Надо было приниматься за инсценировку. Это всегда очень сложное и ответственное дело: необходимо донести до зрителя мысли писателя, его поэтику, но при этом уложиться в размеры, отведенные экранным временем. Произведение же Шолом-Алейхема многоярусное и многосложное.
Начал с того, что прочитал все произведения писателя, хранившиеся в библиотеке имени В.И. Ленина. Затем все существующие инсценировки – они, как мне казалось, не годились для телевидения.
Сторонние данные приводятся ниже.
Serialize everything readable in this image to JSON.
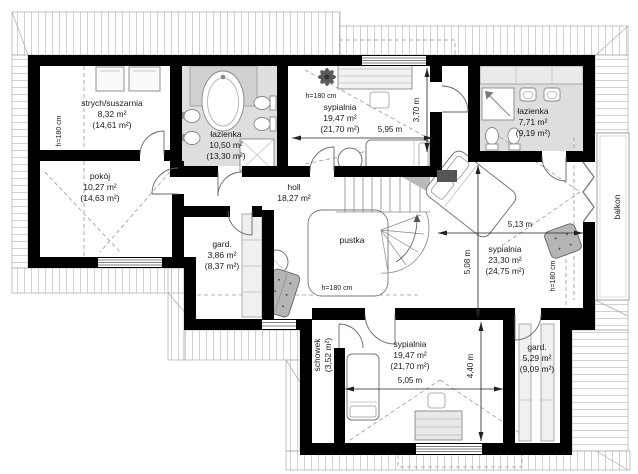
{
  "plan": {
    "rooms": [
      {
        "name": "strych/suszarnia",
        "area": "8,32 m²",
        "area_total": "(14,61 m²)"
      },
      {
        "name": "łazienka",
        "area": "10,50 m²",
        "area_total": "(13,30 m²)"
      },
      {
        "name": "sypialnia",
        "area": "19,47 m²",
        "area_total": "(21,70 m²)"
      },
      {
        "name": "łazienka",
        "area": "7,71 m²",
        "area_total": "(9,19 m²)"
      },
      {
        "name": "pokój",
        "area": "10,27 m²",
        "area_total": "(14,63 m²)"
      },
      {
        "name": "holl",
        "area": "18,27 m²",
        "area_total": ""
      },
      {
        "name": "gard.",
        "area": "3,86 m²",
        "area_total": "(8,37 m²)"
      },
      {
        "name": "pustka",
        "area": "",
        "area_total": ""
      },
      {
        "name": "sypialnia",
        "area": "23,30 m²",
        "area_total": "(24,75 m²)"
      },
      {
        "name": "schowek",
        "area": "(3,52 m²)",
        "area_total": ""
      },
      {
        "name": "sypialnia",
        "area": "19,47 m²",
        "area_total": "(21,70 m²)"
      },
      {
        "name": "gard.",
        "area": "5,29 m²",
        "area_total": "(9,09 m²)"
      },
      {
        "name": "balkon",
        "area": "",
        "area_total": ""
      }
    ],
    "dimensions": {
      "bedroom1_width": "5,95 m",
      "bedroom1_depth": "3,70 m",
      "bedroom2_width": "5,13 m",
      "bedroom2_depth": "5,08 m",
      "bedroom3_width": "5,05 m",
      "bedroom3_depth": "4,40 m"
    },
    "height_label": "h=180 cm"
  }
}
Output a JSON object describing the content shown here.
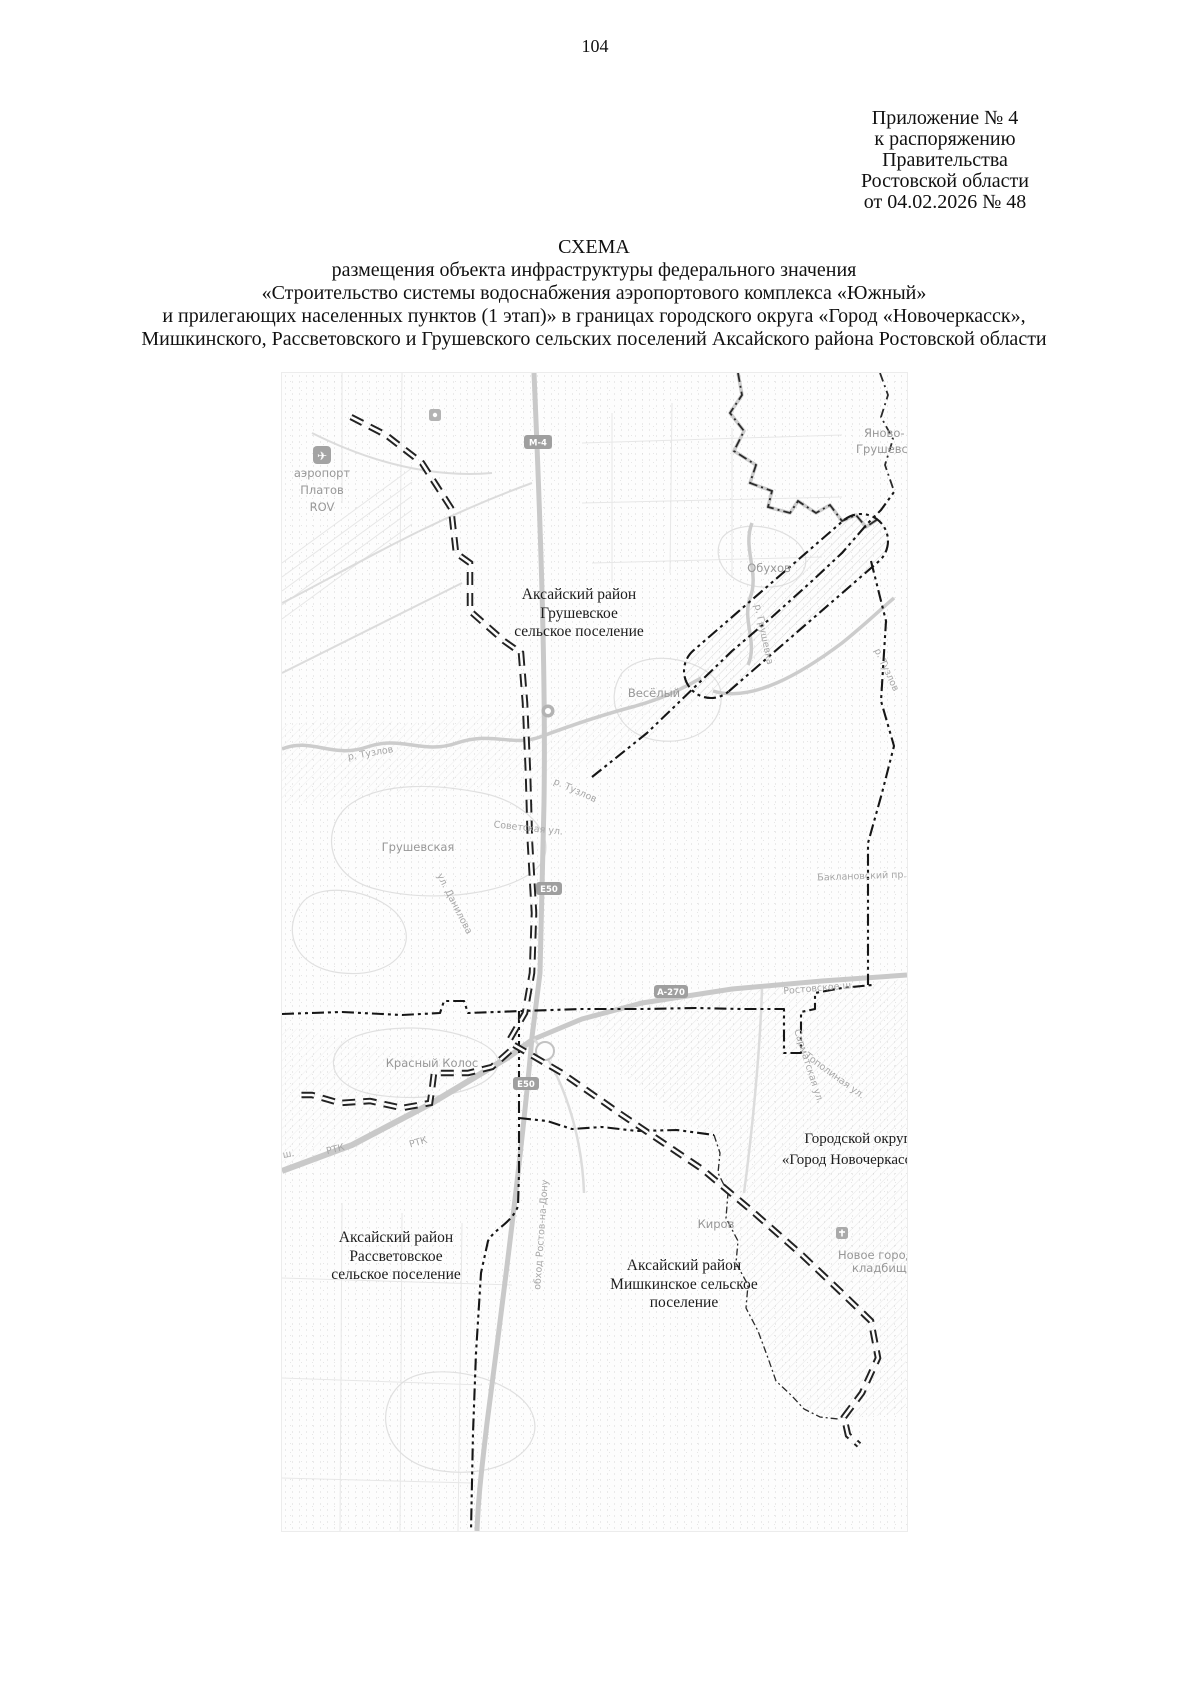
{
  "page": {
    "number": "104"
  },
  "header": {
    "line1": "Приложение № 4",
    "line2": "к распоряжению",
    "line3": "Правительства",
    "line4": "Ростовской области",
    "line5": "от 04.02.2026 № 48"
  },
  "title": {
    "line1": "СХЕМА",
    "line2": "размещения объекта инфраструктуры федерального значения",
    "line3": "«Строительство системы водоснабжения аэропортового комплекса «Южный»",
    "line4": "и прилегающих населенных пунктов (1 этап)» в границах городского округа «Город «Новочеркасск»,",
    "line5": "Мишкинского, Рассветовского и Грушевского сельских поселений Аксайского района Ростовской области"
  },
  "map": {
    "areas": {
      "grushevskoe": {
        "l1": "Аксайский район",
        "l2": "Грушевское",
        "l3": "сельское поселение"
      },
      "novocherkassk": {
        "l1": "Городской округ",
        "l2": "«Город Новочеркасск»"
      },
      "rassvetovskoe": {
        "l1": "Аксайский район",
        "l2": "Рассветовское",
        "l3": "сельское поселение"
      },
      "mishkinskoe": {
        "l1": "Аксайский район",
        "l2": "Мишкинское сельское",
        "l3": "поселение"
      }
    },
    "settlements": {
      "yanovo1": "Яново-",
      "yanovo2": "Грушевский",
      "obukhov": "Обухов",
      "vesyoly": "Весёлый",
      "grushevskaya": "Грушевская",
      "krasny_kolos": "Красный Колос",
      "kirov": "Киров",
      "airport1": "аэропорт",
      "airport2": "Платов",
      "airport3": "ROV",
      "cemetery1": "Новое городское",
      "cemetery2": "кладбище"
    },
    "streets": {
      "tuzlov": "р. Тузлов",
      "grushevka": "р. Грушевка",
      "sovetskaya": "Советская ул.",
      "danilova": "ул. Данилова",
      "rostovskoe": "Ростовское ш.",
      "baklanovsky": "Баклановский пр.",
      "rtk": "РТК",
      "sh": "ш.",
      "obkhod": "обход Ростов-на-Дону",
      "topolinaya": "Тополиная ул.",
      "sarmatskaya": "Сарматская ул."
    },
    "badges": {
      "m4": "М-4",
      "e50": "Е50",
      "a270": "А-270"
    },
    "colors": {
      "boundary": "#161616",
      "route": "#222222",
      "road": "#c9c9c9",
      "gray_label": "#979797"
    }
  }
}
Наконец, познакомился с воспоминаниями замечательного исполнителя роли Тевье – Михоэлса, об игре которого ходили легенды, со свидетельствами его современников.
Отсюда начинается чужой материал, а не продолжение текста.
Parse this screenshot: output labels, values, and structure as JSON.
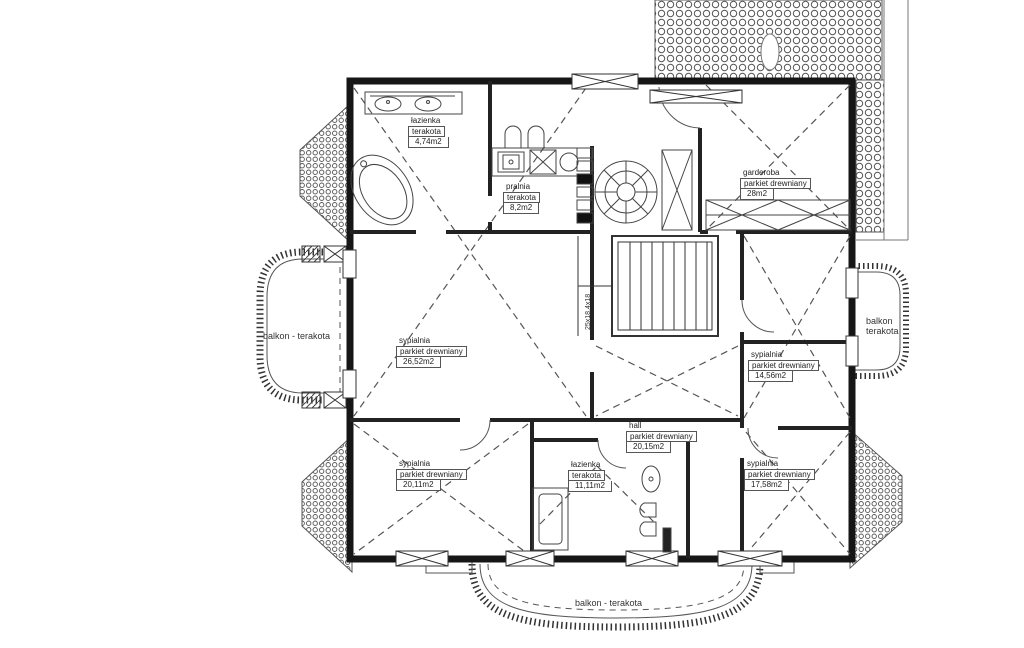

В это же время я встретился с интереснейшим человеком, большим эрудитом, знатоком еврейской литературы, редактором современных изданий Шолом-Алейхема М.С. Беленьким, который любезно согласился быть консультантом создаваемого спектакля. Для всех сторонников постановки было очевидным, что творческая группа в данном случае не имела права на провал.
А композицию инсценировки мне подсказал сам Шолом-Алейхем, проза которого заключала в себе и чисто драматургические начала. Тевье не только должен писать письма автору повествования о нем, но и рассказывать их с экрана, а действие будет своеобразной иллюстрацией его мыслей. Каждое письмо – самостоятельная новелла, отражающая определенный период жизни философа из Касриловки. Выстроенные в последовательную цепочку, они раскроют и образ Тевье, и отраженную в повести действительность.
Кое-кто считал, что большие монологи главного персонажа покажутся зрителям скучными и многие выключат телевизор. Я придерживался другой точки зрения: мудрый человек на экране, ярким языком рассказывающий умные вещи, лишь привлечет внимание смотрящих.
Редсовет сценарий принял, но были сделаны замечания весьма полезные, которые я обещал учесть во время съемок. А затем начался мучительный процесс распределения ролей, ведь в повести масса действующих лиц. Но, и это бывает не так уж часто, три персонажа не требовали мысленных поисков, не вызывали сомнений, я сразу и однозначно видел актеров, которые должны были их исполнить. Прежде всего Тевье – М. Ульянов. Но Шолом-Алейхем не только через этот удивительный образ утверждает свое миропонимание, но и через образ его верной спутницы – жены Голды. Их жизнь – единый порыв, хотя складывается она из ежедневных будничных сцен и споров, во время которых герои повести частенько напрямую говорят устами автора. Без Голды доподлинно невозможно понять и характер Тевье. Я был убежден, что партнером Ульянова должна стать Галина Борисовна Волчек. А она решительно отказывалась, ссылаясь на предельную занятость – постановки в «Современнике», за рубежом... Я понимал: большая актриса, она боялась подвести товарищей. Обещал, что буду репетировать с ней отдельно, в удобное для нее время. Должен сказать, что этого делать не пришлось. Во время репетиций, съемок Галина Борисовна не подвела меня ни разу. Однажды, когда она ехала на телевидение, у нее заглохла машина, Волчек оставила ее на мостовой, но на репетицию успела вовремя. Видимо чувство ответственности за порученное дело – непременное свойство больших актеров.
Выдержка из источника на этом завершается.